Grammar makes language expressive.


1.1 Graphics Versus Charts

We often call graphics charts. For one thing, charts are usually instances of much more general objects.

Elegant design requires us to think about a theory of graphics, not charts.

The concept of a graphic is so general that we need organizing principles to create instances of graphics. We may not want to put a pie chart in a catalog, but we need to give users some simple way to produce one. For that, we need methodologies based on object-oriented design.


1.2 Object-Oriented Design

1.2.1 What is ODD?

  • Objects are basic components of systems.

  • Objects communicates with each other through simple messages.

  • Objects are often reusable. They are relatively stupid.

  • What objects do is encapsulated. Other objects have no idea how they work, and they don’t care.

  • Components of OO systems are relatively modular.

  • Objects can inherit attributes and behavior from other objects.

  • Objects are often polymorphous.

1.2.2 What is NOT ODD?

  • OOD is not a language.

  • OOD is not a GUI.

  • OOD is not an interactive system.


1.3 An Object-Oriented Graphics System

Three stages of graphic creation:

  1. Specification

  2. Assembly

  3. Display

1.3.1 Specification

Specification involves the translation of user actions into a formal language. To represent data accurately and appropriately. consequently , the core of a graphics system must rest on specification.

Statistical graphic specifications are expressed in six statements:

  1. DATA: a set of data operations that create variables from datasets,

  2. TRANS: variable transformations(eg: ranks).

  3. SCALE: scale transformations(eg: log).

  4. COORD: a coordinate system(eg: polar).

  5. ELEMENT: graphs (eg: points) and their aesthetic attributes(eg: color).

  6. GUIDE: one or more guides (eg: axes, legends).
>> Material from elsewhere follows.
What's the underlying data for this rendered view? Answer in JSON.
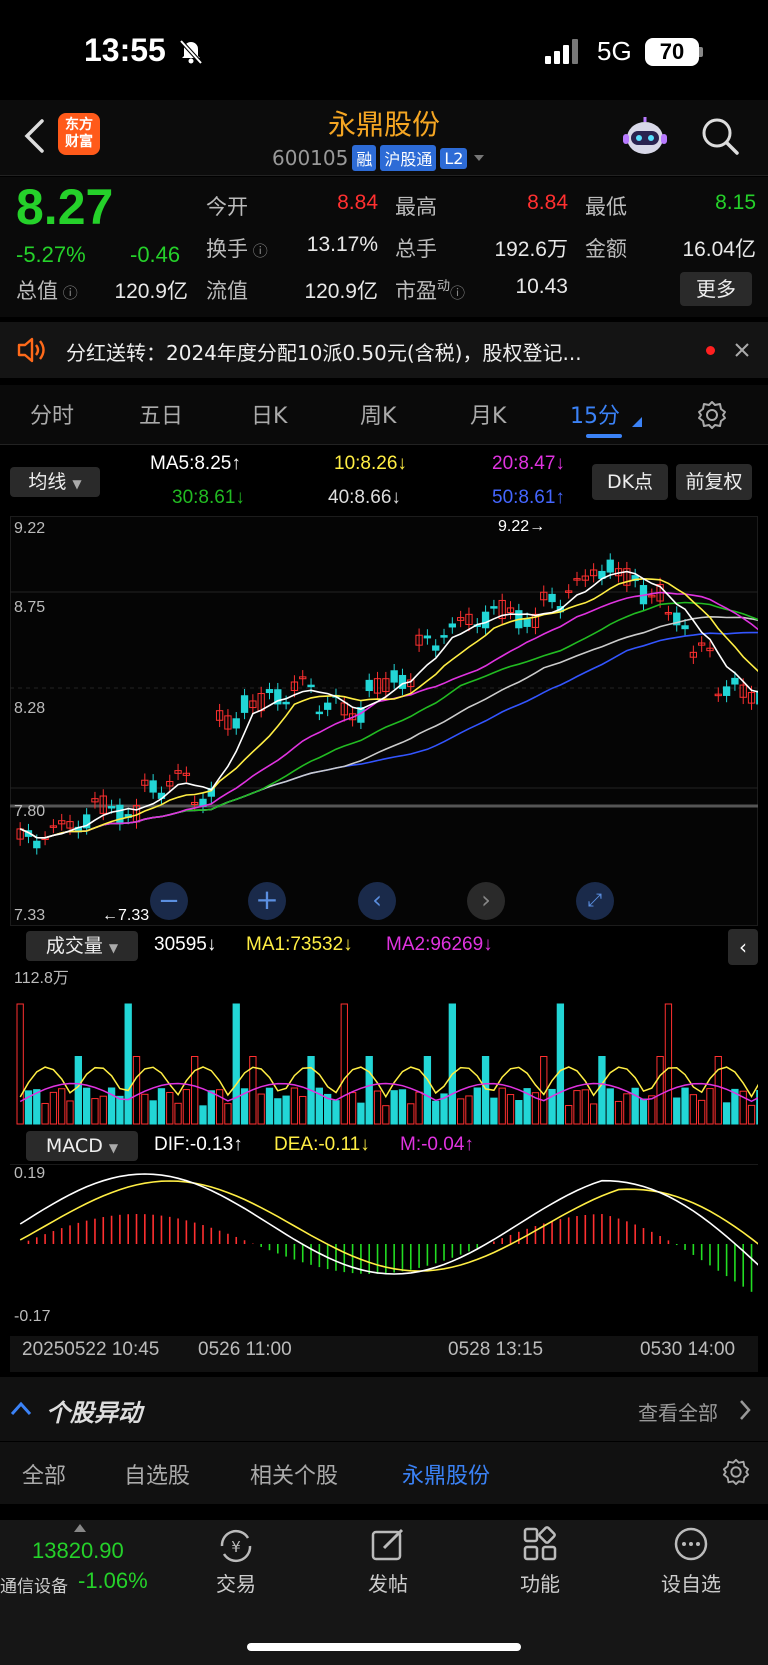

We separate the notation into components. These components link data to objects and specify a scene containing those objects.

1.3.2 Assembly

In order to portray a scene, we must coordinate its geometry, layout, and aesthetics in order to render it accurately. A statistical graphics computer program must be able to assemble a graphical scene from a specification in the same manner as a drawing or modeling program puts together a realistic scene from specification components. A scene can be dynamic, or static, linked to external data or isolated, modifiable or immutable, depending on how we assemble it.

1.3.3 Display

For us to perceive it, a graph must be rendered using aesthetic attributes and a display system.

1.3.3 Revision

By carefully separating the process of graph creation into hierarchical components, we enable a flexible environment that offers new views without recalculating every step in the system. And we can link controllers to any components or property in the system to provide direct manipulation of data, variables, frames, or rendering.